The goal of Facade is to hide complexity. Shield user code from underlying complexity.

Another name for Facade might be Manager. You ask the Manager to do something, then that Manager will coordinate his men to do your task. Many of his men maybe involved, but you don't care. You just deal with the Manager. Then, it's up you to design how many Managers are needed in your org. :) Too many Managers then it means no men are doing the real work. These men are the Domain Objects in your app.

As most of Manager, they do nothing, but delegate the task to lower level men. Okay, coordinate the task of many men. :)

In your case, one building needs only one Facade. But if you're building interconnected buildings, each face may need its own facade.

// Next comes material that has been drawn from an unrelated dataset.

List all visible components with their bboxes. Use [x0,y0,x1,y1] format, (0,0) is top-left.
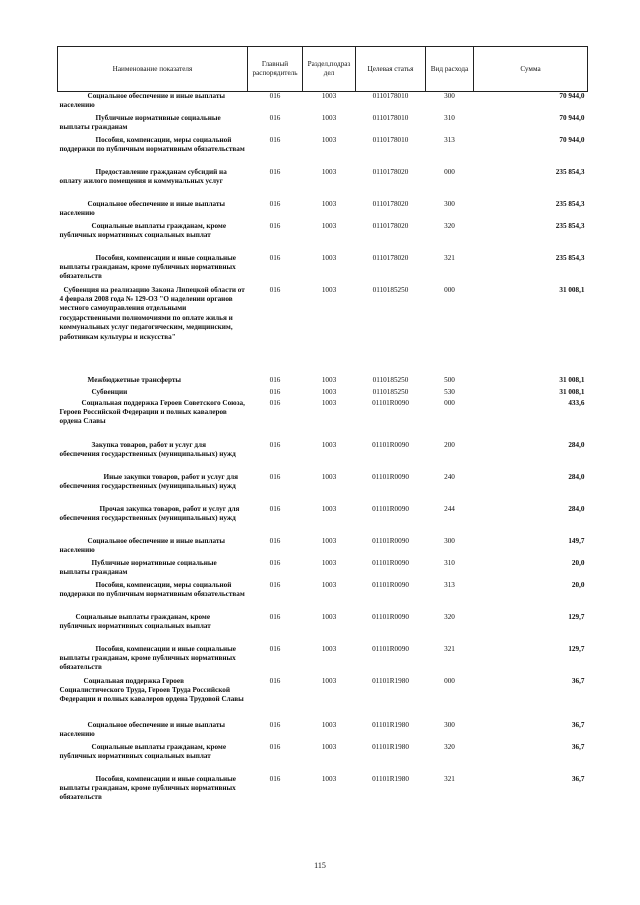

Ah, I'm still hoping that Software Architect can learn from Building Archtects.

# Maximilian Haru Raditya said on February 25, 2008 09:37 PM:

Though it might have (almost) the same understanding, I prefer to call this facade as a "shell". A shell provides a encapsulation of the complex systems inside it.

The idea, Norman brought, of multiple facades per building face, I can think of it as the shell's interfaces.

# Joe said on February 28, 2008 02:00 PM:

Menarik juga pembahasannya. Tolong dibahas juga dong tentang scafolding.

# Jemmy said on August 1, 2008 10:23 AM:

Menarik... apakah konsep facade itu juga berlaku pada winform application?